Staged Development as a Solution
Breaking a project up into several stages can help with subsurface uncertainty when additional appraisal programs are too costly, said Fedorov. By doing this, operators invest in production drilling sequentially instead of drilling all potential wells before the first oil.
Information gathered during the initial production phases may help operators to optimize the number and placement of remaining wells to be drilled at later stages.
Staged development can also cut down on drilling optional wells in case of an unfavorable reservoir or oil-price scenarios, which would save on drilling cost. This would help decision makers defer additional capital investment until the second stage.
To assess the flexibility created by the staged development, Fedorov said decision makers demand more advanced tools than deterministic scenarios and traditional discounted cash flow (DCF) methods.
Benefits of Decision Analysis
Price uncertainty makes it difficult for managers to change the course of a project at any given time, which is why a real options and decision analysis can be beneficial.
“At each decision point operators should be able to evaluate if it’s optimal to drill optional wells now, better to postpone the decision until later, or avoid additional drilling,” Fedorov said. “A real options approach allows to optimize the decision by accounting for multiple uncertainties and enables the decision maker to partly hedge against downside risks of a marginal development in case of unfavorable conditions.”
After drilling initial wells of the staged development strategy, operators gather and process the production and reservoir performance data to learn about the subsurface unfamiliarity. Based on that data after stage 1, the decision maker could expand production by drilling more wells or postpone the decision until the next step.
“It may take several steps before a decision is made to expand, which is why a real options analysis (ROA) is needed to optimize the decision,” he said.
To account for potential reservoir conditions in the methodology, a synthetic model (Olympus benchmark case) was used.
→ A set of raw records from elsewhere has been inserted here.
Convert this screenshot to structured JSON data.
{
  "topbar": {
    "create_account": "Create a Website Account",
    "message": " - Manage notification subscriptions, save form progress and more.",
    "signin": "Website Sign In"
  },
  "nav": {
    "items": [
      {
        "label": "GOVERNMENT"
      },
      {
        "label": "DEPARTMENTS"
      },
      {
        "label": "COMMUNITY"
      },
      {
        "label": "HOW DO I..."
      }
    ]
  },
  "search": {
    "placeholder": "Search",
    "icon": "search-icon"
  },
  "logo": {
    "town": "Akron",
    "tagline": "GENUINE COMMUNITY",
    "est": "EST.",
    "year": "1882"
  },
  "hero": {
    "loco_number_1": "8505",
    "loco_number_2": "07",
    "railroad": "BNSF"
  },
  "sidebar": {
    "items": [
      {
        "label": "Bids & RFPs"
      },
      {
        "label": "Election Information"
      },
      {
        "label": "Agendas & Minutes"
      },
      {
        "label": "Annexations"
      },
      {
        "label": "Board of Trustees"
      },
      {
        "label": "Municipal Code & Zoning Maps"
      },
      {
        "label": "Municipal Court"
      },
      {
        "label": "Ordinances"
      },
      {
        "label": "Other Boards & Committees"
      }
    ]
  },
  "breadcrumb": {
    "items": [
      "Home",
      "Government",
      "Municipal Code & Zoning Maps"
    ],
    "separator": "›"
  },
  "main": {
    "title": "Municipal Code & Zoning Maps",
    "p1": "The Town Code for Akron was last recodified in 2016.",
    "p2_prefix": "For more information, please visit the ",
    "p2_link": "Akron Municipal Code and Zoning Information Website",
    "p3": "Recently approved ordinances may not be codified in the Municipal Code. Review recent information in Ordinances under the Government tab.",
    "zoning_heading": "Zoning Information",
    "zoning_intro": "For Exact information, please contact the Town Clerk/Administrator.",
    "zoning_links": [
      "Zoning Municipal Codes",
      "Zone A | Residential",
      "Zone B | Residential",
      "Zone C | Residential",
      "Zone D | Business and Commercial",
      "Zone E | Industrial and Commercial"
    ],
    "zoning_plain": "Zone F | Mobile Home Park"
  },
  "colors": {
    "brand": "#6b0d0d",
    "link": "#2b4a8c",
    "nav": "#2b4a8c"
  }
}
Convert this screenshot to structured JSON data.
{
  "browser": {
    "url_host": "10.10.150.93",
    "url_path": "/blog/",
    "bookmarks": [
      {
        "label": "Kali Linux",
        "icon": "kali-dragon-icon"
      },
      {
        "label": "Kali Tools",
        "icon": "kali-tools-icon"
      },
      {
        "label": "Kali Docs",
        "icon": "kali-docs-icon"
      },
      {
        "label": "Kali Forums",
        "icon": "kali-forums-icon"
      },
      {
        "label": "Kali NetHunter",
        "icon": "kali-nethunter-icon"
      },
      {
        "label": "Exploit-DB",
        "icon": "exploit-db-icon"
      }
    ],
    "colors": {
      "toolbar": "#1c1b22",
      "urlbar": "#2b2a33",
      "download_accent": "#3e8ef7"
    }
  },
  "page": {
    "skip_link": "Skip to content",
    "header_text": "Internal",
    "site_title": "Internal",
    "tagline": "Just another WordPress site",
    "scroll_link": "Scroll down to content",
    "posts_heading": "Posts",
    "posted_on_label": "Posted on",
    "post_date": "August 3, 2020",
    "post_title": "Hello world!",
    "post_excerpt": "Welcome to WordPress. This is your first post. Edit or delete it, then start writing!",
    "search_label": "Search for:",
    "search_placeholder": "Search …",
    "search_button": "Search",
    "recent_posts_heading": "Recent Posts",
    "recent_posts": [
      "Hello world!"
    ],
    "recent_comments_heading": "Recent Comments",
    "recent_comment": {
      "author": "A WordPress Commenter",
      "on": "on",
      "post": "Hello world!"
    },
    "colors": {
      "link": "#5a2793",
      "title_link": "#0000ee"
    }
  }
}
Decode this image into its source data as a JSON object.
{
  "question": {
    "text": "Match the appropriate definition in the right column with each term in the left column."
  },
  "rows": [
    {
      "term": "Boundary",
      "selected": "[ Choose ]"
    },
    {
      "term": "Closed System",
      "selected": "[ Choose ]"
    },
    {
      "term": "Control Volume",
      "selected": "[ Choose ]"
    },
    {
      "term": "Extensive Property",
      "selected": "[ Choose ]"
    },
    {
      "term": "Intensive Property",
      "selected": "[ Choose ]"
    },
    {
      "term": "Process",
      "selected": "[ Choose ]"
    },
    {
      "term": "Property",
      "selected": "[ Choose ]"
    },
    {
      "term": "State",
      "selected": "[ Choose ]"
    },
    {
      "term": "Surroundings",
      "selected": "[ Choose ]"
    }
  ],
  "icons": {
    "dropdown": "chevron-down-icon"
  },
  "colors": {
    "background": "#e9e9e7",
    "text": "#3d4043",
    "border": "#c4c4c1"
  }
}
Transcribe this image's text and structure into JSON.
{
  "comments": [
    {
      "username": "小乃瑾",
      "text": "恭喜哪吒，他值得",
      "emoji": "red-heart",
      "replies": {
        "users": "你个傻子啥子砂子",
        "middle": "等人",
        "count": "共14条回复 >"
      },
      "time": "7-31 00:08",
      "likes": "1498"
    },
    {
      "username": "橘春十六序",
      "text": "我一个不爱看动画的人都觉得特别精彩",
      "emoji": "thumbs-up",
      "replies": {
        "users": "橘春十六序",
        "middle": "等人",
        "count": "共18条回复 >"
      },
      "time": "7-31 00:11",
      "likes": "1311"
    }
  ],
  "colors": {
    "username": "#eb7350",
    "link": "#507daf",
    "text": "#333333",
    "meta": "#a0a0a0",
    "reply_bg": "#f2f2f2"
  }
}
The study extended the methodology presented in a related technical paper Real Options Approach For A Staged Field Development With Optional Wells (Fedorov et al. 2020) by including Olympus in a modeling approach to obtain realistic hydrocarbon-production profiles with unpredictability, combined with water-production and water-injection volumes to estimate operating expenses.
The Olympus Case
The Olympus project is a synthetic model based on an oil field in the North Sea. The field is 9 km×3 km, bounded on one side by a boundary fault. The reservoir, which has 16 layers modeled, is 50-m thick.
In addition to the boundary fault, six minor faults exist in the reservoir. The model consists of two zones separated by an impermeable shale layer.
The team ran field production optimization of 50 development scenarios using FieldOpt, an open source software. This allowed development of a field-production forecast with water-injection and water-production rates, based on several realizations of the Olympus case. The team then captured reservoir downside risk and upside potential, helping the operator to optimize its development plan during the production stage.
Another unknown factor taken into consideration was the oil market, which can impact investment. The price modeling was based on a method presented by Schwartz & Smith (2000). SPE 201300 discusses the modeling in detail.
For the case study presented in Fig. 1 below, it is assumed the project will be in the engineering and construction phase for 4 years after reaching an investment decision. After seven production wells are drilled before stage 1, production starts in year 5. After 3 years of operations, the operator can decide to expand.
It is assumed the decision maker has the option to expand from year 7–9.
To Drill or Not To Drill?
SPE 201300 found in 48.1% of the cases, the optimal decision is to avoid drilling optional wells, which shows a phased drilling strategy can favorably impact project development and value under substantial subsurface uncertainty. These results also support the findings of Fedorov et al. (2020).
Fedorov noted the operator is expected to recover slightly less oil under the staged development due to the expansion optimization, but the flexibility increases project value.
The team concluded a staged development may be something oil companies can use when approaching risky investments and other appraisal programs are unreasonable. As part of the further research, the team also said it plans to test the proposed methodology on a real field development case, which requires more extensive work with reservoir models.